The genre of the world landscape was largely shaped by Joachim Patinir at the beginning of the 16th century. It evolved from the 15th-century landscape backgrounds of altarpieces, pictures of saints and portraits, which in their turn had replaced the gold backgrounds of the 14th century. Landscape painting became a specialisation in its own right in the 1520s, and around 1600 it began splitting up into different types. The small scenes give the panoramic landscape a narrative character. The meaning of the biblical subject gains added emphasis from the detailed rendering of the landscape.
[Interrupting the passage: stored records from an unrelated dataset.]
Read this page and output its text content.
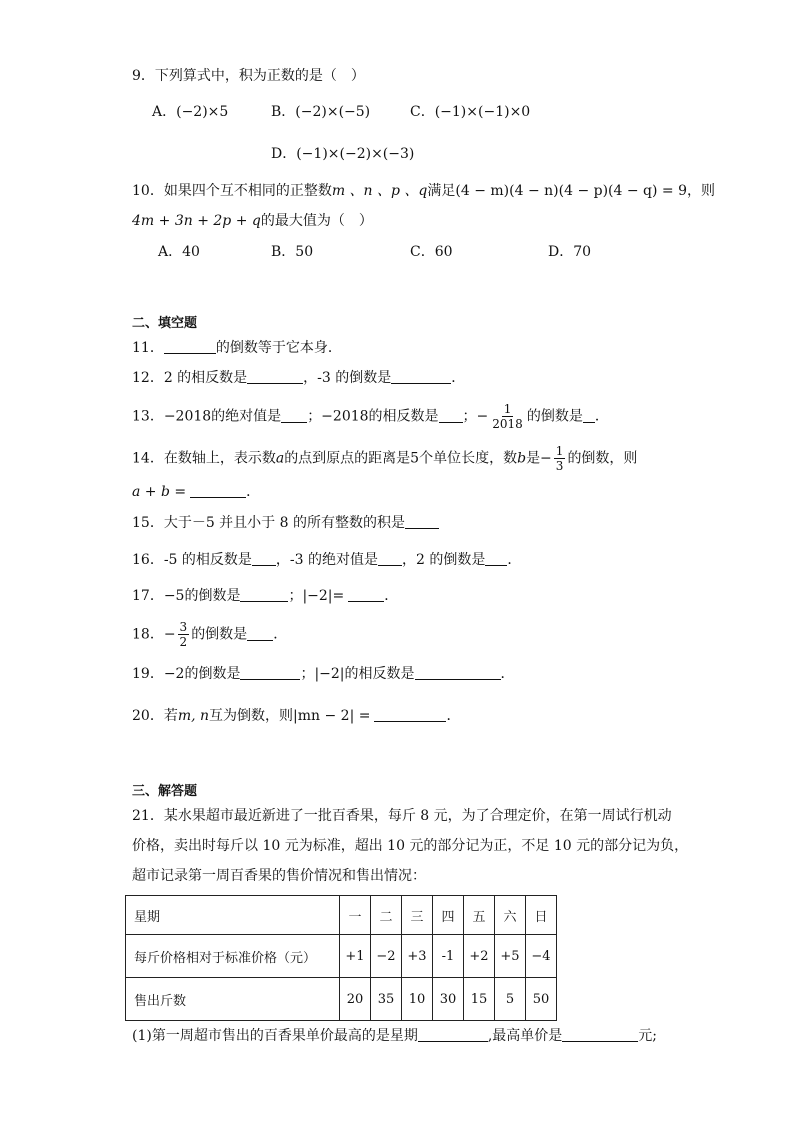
9．下列算式中，积为正数的是（　）
A．(−2)×5	B．(−2)×(−5)	C．(−1)×(−1)×0
D．(−1)×(−2)×(−3)
10．如果四个互不相同的正整数m 、n 、p 、q满足(4 − m)(4 − n)(4 − p)(4 − q) = 9，则
4m + 3n + 2p + q的最大值为（　）
A．40	B．50	C．60	D．70
二、填空题
11．	的倒数等于它本身．
12．2 的相反数是	，-3 的倒数是	．
13．−2018的绝对值是 ；−2018的相反数是 ；− $\frac{1}{2018}$ 的倒数是 ．
14．在数轴上，表示数a的点到原点的距离是5个单位长度，数b是− $\frac{1}{3}$ 的倒数，则
a + b =	．
15．大于－5 并且小于 8 的所有整数的积是
16．-5 的相反数是 ，-3 的绝对值是 ，2 的倒数是 ．
17．−5的倒数是	；|−2|=	．
18．− $\frac{3}{2}$ 的倒数是 ．
19．−2的倒数是	；|−2|的相反数是	．
20．若m, n互为倒数，则|mn − 2| =	．
三、解答题
21．某水果超市最近新进了一批百香果，每斤 8 元，为了合理定价，在第一周试行机动
价格，卖出时每斤以 10 元为标准，超出 10 元的部分记为正，不足 10 元的部分记为负，
超市记录第一周百香果的售价情况和售出情况：
星期	一	二	三	四	五	六	日
每斤价格相对于标准价格（元）	+1	−2	+3	-1	+2	+5	−4
售出斤数	20	35	10	30	15	5	50
(1)第一周超市售出的百香果单价最高的是星期	,最高单价是	元;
Falkenburg (1985), for instance, regards Patinir’s world landscapes as settings for allegories of the world in which man is a pilgrim progressing along a pathway of life that is devoted to God. That, in its turn, makes the landscapes bearers of meaning.
This Landscape with the Flight into Egypt comes from early in Patinir’s career. It was painted around 1516-1517, although it is not certain that he travelled to Italy before 1515. He could also have undergone influences from Italy through the work of contemporaries like Gerard David, Bernard van Orley, Quinten Massijs and Joos van Cleve, with whom Patinir was in close contact. His detailed, delicate style tends a little towards the Gothic, but also has traces of innovation. Fauna, flora and rock formations are extensively and precisely worked up, but unlike the so-called Flemish Primitives the religious subject is subordinated to the natural surroundings, so much so that one can speak of a secularisation of the religious subject.
Patinir’s known oeuvre consists of 31 paintings, 19 of them autograph and signed, with 22 from his workshop (Koch 1968). They are mainly landscapes with small religious scenes. Several landscape elements recur in his work, such as the steep rock formations, sometimes contrasted with a stretch of inhabited countryside and a view of a distant town or village. It is a structure found in two other early works, Landscape with the destruction of Sodom and Gomorrah (Museum Boijmans Van Beuningen, Rotterdam) and The martyrdom of St Catherine (Kunsthistorisches Museum, Vienna). He later painted several scenes of The Rest on the Flight into Egypt, in which the central group of the Virgin and Jesus is more pronounced in relation to the landscape. Patinir is regarded as the first true landscape painter in the Netherlands. Albrecht Dürer called him ‘the good landscape painter’ in his travel journal of 1520-1521.